Recently, I listened to a very interesting TED talk and I encourage you to watch its entirety here. The main idea was that people tend to latch on to negative events much longer than positive ones. It takes greater time and effort to convert losses to gains than to convert gains to losses, the presenter explained. We experience temporary highs and long periods of despair, thus getting stuck with the negatives.

If we consider that physiotherapy is highly interactive, therapists should be very wary of their manners and behaviour towards the patient.

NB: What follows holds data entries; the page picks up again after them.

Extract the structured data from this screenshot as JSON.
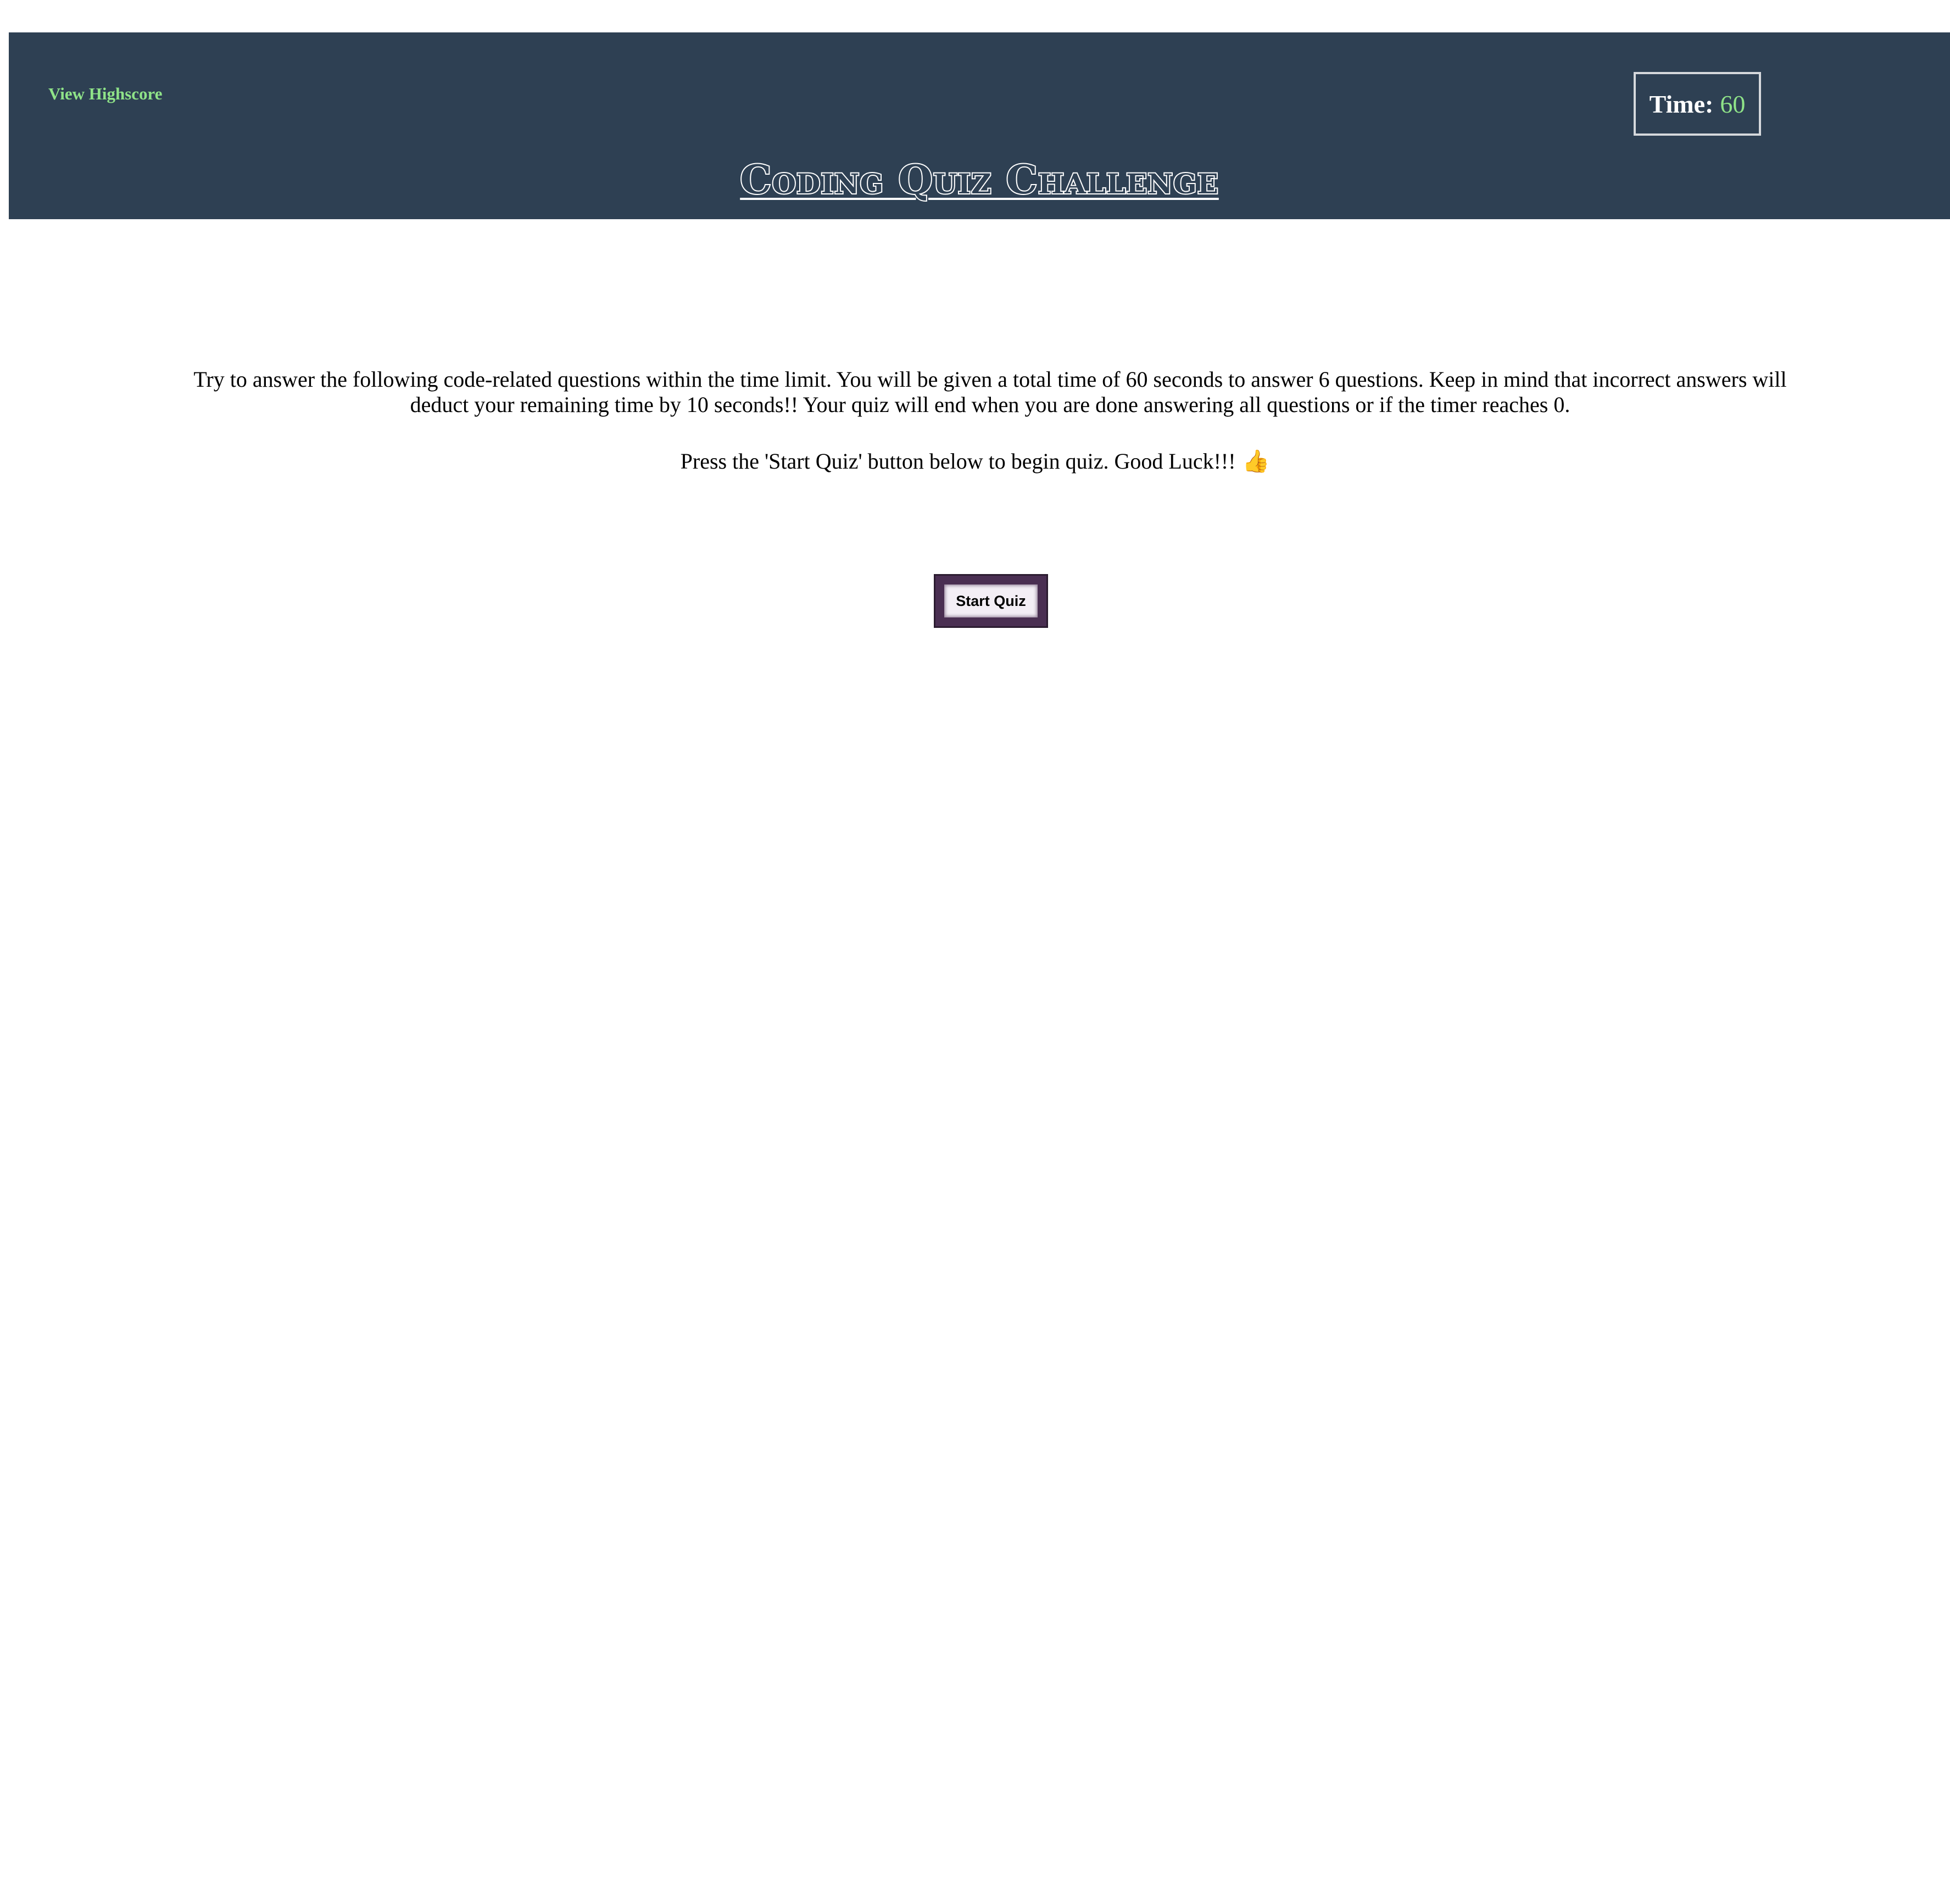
{
  "header": {
    "highscore_link": "View Highscore",
    "timer_label": "Time:",
    "timer_value": "60",
    "title": "Coding Quiz Challenge"
  },
  "main": {
    "instructions": "Try to answer the following code-related questions within the time limit. You will be given a total time of 60 seconds to answer 6 questions. Keep in mind that incorrect answers will deduct your remaining time by 10 seconds!! Your quiz will end when you are done answering all questions or if the timer reaches 0.",
    "press_text": "Press the 'Start Quiz' button below to begin quiz. Good Luck!!!",
    "thumb_icon": "👍",
    "start_button": "Start Quiz"
  },
  "colors": {
    "header_bg": "#2e4053",
    "accent_green": "#8fe388",
    "button_border": "#4a2f52",
    "thumb_icon": "#f5b617"
  },
  "icons": {
    "press_text_icon": "thumbs-up-icon"
  }
}
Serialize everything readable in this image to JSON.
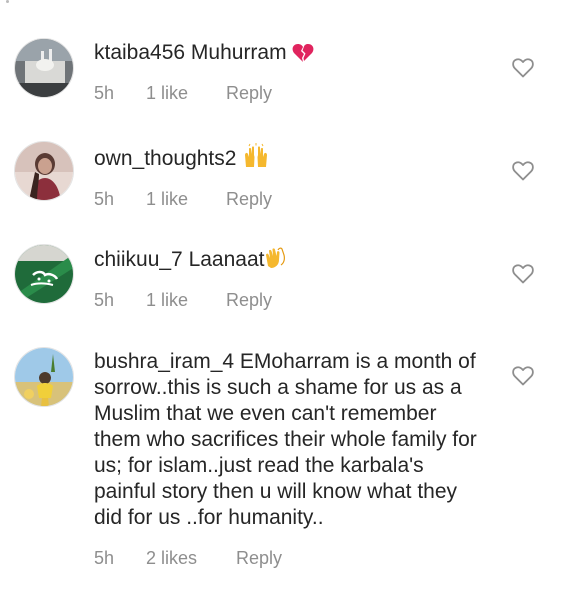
{
  "comments": [
    {
      "username": "ktaiba456",
      "text": " Muhurram ",
      "emoji": "broken-heart-icon",
      "time": "5h",
      "likes": "1 like",
      "reply": "Reply"
    },
    {
      "username": "own_thoughts2",
      "text": " ",
      "emoji": "raising-hands-icon",
      "time": "5h",
      "likes": "1 like",
      "reply": "Reply"
    },
    {
      "username": "chiikuu_7",
      "text": " Laanaat",
      "emoji": "clapping-hands-icon",
      "time": "5h",
      "likes": "1 like",
      "reply": "Reply"
    },
    {
      "username": "bushra_iram_4",
      "text": " EMoharram is a month of sorrow..this is such a shame for us as a Muslim that we even can't remember them who sacrifices their whole family for us; for islam..just read the karbala's painful story then u will know what they did for us ..for humanity..",
      "time": "5h",
      "likes": "2 likes",
      "reply": "Reply"
    }
  ],
  "colors": {
    "text": "#262626",
    "meta": "#8e8e8e",
    "heart_outline": "#8e8e8e",
    "broken_heart": "#e0245e",
    "hands": "#f5b82e"
  }
}
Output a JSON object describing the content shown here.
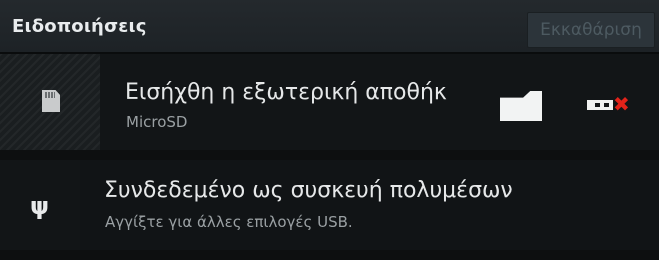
{
  "header": {
    "title": "Ειδοποιήσεις",
    "clear_label": "Εκκαθάριση"
  },
  "notifications": [
    {
      "title": "Εισήχθη η εξωτερική αποθήκ",
      "subtitle": "MicroSD",
      "icon": "sd-card-icon",
      "actions": [
        "folder-icon",
        "eject-icon"
      ]
    },
    {
      "title": "Συνδεδεμένο ως συσκευή πολυμέσων",
      "subtitle": "Αγγίξτε για άλλες επιλογές USB.",
      "icon": "usb-icon"
    }
  ],
  "colors": {
    "background": "#0d0f10",
    "header": "#1d2226",
    "eject_accent": "#e2231a"
  }
}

Take communication, for example: a relatively simple diagnosis with good prognosis can be misconstrued as debilitating or requiring a lot of treatment, thereby planting a negative notion of disability and loss on the part of the patient.

About half of my current patients have had negative experiences with physiotherapy and have consequently stopped treatment, choosing instead to live with chronic pain. Of course, this only perpetuates the feeling of hopelessness, so when I suggest to them that I can help, they are both grateful and surprised, if not a little skeptical. The recurring theme with these poor experiences was a therapist who was not giving enough individual attention, listening intently, or modifying the approach when improvements were not evident, all of which stemmed from booking too many patients in the same time frame. By neglecting care and ignoring the needs of the patient, the therapist prolongs the recovery process and makes the pain chronic. So in fact, a negative physiotherapy experience can be much more harmful than not doing anything at all. A good therapist, I argue, should be someone who can provide that lift when a patient is hurt, to rebound from the loss as quickly as possible.

Sadly, I have listened to people describe their despair with physiotherapy far too often, but I wish for that to change. If you are one of these people and have not found physiotherapy beneficial, don’t give up. You should seek a therapist who involves you in the treatment and actively works with you throughout the entire rehabilitation process. You should always (with some exceptions) feel a gradual shift in responsibility from passive care to total self-care upon discharge. If you don’t feel that you are being cared for, let your therapist know. If your treatments aren’t working, ask what can be done differently. And if nothing changes still, move on.

Avoid getting stuck in the negative. It takes a great deal of effort to shift from a negative to a positive, but it is definitely possible. It is what truly caring physiotherapists excel at doing.